During these assessments, doctors Jones and RamachandranNair would inspect the EEG brain waves to find the region where seizures are located to see if the patient qualified for surgery. “It was difficult to pinpoint the exact location where the seizures were coming from,” says Dr. Jones. “We don’t want to remove more brain than we need to.”

It took roughly a year to implement, from pitching the need, to securing donations, to procuring and installing the software. In January, the software became available for the clinic to use.

How it works

The software can display abnormal brainwave activity as a map on a patient’s MRI scan allowing the doctor to pinpoint where seizures are happening. This is particularly important with brain surgery, which requires extreme accuracy.

The software uses complex computer data to analyze brain waves and maps them onto an MRI to help pinpoint where the spikes are.
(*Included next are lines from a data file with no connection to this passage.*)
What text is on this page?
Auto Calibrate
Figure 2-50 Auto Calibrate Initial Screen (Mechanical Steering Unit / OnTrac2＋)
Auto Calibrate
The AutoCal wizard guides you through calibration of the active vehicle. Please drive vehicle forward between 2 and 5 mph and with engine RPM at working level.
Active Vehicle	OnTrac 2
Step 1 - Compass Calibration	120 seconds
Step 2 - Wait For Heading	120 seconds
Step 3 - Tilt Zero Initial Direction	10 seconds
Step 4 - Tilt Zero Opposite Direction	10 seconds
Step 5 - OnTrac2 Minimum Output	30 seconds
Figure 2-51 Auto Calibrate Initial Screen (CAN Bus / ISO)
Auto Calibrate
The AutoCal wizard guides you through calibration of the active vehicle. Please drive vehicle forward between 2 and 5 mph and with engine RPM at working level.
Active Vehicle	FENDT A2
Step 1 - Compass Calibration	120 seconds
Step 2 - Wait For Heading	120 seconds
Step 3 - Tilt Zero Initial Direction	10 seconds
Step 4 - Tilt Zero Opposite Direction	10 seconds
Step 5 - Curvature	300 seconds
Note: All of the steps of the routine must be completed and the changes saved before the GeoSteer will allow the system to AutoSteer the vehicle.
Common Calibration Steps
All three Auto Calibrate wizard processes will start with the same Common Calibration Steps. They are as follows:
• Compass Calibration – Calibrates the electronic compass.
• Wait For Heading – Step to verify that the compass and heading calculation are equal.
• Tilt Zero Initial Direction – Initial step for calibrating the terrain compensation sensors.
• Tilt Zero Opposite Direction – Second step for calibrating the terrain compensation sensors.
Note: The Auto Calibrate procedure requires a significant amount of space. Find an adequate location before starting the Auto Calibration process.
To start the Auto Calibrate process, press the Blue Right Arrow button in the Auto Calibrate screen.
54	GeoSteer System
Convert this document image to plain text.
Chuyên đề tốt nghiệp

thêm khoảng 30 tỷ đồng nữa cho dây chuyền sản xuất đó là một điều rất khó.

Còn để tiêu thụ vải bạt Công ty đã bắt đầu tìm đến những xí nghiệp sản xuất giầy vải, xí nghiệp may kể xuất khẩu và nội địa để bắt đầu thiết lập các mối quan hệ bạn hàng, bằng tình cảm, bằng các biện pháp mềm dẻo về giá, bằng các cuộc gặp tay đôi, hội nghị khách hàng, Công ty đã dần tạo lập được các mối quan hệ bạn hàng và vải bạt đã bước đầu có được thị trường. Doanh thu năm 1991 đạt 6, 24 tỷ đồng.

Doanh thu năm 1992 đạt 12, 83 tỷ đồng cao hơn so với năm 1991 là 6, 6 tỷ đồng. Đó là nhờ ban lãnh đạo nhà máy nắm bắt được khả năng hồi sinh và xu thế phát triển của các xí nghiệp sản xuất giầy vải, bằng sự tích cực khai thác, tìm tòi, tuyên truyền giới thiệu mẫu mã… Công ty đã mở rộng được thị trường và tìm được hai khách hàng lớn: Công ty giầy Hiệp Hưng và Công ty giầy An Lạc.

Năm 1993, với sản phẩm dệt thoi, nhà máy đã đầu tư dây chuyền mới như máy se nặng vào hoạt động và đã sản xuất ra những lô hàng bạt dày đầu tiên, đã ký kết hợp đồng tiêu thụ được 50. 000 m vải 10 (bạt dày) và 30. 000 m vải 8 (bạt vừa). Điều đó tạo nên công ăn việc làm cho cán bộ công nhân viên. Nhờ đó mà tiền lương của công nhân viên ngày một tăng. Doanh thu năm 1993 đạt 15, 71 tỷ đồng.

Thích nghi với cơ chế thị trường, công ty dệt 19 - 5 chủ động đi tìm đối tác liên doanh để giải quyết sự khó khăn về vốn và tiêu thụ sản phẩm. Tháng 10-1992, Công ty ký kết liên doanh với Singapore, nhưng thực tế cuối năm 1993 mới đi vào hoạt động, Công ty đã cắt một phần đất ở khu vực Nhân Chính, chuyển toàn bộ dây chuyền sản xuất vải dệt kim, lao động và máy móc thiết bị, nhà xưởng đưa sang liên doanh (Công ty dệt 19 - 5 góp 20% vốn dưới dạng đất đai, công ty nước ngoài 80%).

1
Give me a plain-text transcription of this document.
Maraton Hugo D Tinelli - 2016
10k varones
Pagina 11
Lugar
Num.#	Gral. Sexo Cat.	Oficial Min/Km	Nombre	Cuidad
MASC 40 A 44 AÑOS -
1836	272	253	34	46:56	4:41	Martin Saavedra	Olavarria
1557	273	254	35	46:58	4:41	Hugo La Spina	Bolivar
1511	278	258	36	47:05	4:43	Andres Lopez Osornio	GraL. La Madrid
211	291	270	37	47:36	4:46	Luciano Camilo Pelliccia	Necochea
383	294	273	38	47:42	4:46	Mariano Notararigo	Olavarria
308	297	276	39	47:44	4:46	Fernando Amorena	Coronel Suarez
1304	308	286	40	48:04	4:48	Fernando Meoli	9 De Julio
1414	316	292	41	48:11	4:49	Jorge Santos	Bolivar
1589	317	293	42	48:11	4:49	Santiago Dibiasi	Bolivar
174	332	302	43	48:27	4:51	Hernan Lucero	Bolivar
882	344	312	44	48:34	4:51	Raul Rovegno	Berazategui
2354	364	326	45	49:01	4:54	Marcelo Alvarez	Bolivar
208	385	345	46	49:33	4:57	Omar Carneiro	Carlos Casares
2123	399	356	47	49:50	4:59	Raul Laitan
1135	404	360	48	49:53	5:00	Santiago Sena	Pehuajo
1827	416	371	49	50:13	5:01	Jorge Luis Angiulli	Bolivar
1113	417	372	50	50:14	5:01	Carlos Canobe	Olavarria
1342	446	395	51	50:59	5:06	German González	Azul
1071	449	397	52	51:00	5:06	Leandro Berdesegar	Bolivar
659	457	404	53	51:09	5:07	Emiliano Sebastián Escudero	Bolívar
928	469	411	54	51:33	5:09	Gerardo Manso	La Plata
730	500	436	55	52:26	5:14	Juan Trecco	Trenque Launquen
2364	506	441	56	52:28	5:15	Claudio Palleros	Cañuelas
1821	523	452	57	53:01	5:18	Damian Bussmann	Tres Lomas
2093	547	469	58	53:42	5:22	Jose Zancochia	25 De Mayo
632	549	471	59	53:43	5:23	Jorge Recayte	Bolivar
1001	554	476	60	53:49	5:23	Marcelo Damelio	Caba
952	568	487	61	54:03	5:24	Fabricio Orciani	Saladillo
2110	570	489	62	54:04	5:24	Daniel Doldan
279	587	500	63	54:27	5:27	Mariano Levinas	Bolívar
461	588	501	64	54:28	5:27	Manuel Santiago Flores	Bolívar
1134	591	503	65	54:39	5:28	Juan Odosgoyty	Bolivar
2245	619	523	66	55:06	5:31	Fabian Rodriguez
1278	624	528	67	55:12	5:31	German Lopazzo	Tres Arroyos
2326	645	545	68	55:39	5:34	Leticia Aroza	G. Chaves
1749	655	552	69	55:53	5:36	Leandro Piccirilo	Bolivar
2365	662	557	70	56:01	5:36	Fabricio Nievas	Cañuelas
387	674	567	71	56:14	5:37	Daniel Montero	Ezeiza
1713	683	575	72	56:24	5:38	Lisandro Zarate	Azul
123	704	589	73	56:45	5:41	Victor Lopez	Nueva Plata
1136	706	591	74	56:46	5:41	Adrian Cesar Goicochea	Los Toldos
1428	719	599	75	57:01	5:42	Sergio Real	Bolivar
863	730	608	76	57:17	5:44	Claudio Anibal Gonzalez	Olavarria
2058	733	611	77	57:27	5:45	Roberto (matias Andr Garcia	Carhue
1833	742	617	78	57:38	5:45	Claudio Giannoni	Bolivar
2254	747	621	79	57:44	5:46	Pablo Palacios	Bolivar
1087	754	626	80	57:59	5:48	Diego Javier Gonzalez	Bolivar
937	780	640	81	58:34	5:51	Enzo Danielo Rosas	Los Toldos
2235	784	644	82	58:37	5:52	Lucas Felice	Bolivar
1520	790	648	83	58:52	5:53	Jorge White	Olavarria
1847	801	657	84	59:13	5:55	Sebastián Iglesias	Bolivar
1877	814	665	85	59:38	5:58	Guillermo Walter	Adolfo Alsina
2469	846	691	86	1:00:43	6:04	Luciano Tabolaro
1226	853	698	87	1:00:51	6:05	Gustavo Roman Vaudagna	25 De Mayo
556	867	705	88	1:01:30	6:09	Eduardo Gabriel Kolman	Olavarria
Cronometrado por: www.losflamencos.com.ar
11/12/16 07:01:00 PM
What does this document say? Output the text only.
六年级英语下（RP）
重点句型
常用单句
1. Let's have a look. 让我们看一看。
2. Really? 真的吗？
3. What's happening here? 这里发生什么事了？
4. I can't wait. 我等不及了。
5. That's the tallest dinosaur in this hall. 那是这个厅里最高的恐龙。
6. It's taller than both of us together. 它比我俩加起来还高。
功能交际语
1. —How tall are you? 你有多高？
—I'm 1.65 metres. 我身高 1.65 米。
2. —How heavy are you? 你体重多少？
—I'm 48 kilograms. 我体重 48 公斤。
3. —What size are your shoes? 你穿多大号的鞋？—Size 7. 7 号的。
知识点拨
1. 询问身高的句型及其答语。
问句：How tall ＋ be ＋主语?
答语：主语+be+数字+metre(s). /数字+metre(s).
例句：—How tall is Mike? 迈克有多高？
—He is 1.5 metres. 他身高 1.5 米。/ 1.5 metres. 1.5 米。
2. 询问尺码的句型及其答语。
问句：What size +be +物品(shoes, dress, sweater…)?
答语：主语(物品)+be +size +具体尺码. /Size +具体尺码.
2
“We can show the images to families to better explain, and can present the findings to our team of doctors, nurse practitioners, social workers and EEG technologists to discuss each child’s case and determine who is a potential candidate for epilepsy surgery,” says Dr. Jones.

Then, the team meets with the patient and their family to share results and recommendations.

The E-E-G source Imaging software shows a 3-D image of the patients brain and a colour code of where the seizures are located.

Curry – the EEG Source Imaging software – shows where the patient’s seizures are located.

Curry is now the standard of care for our program. “Not only can we now look at where the spikes come from, but also explore the extent of the seizure network,” Dr. Jones explains.

“There is interest in this worldwide.”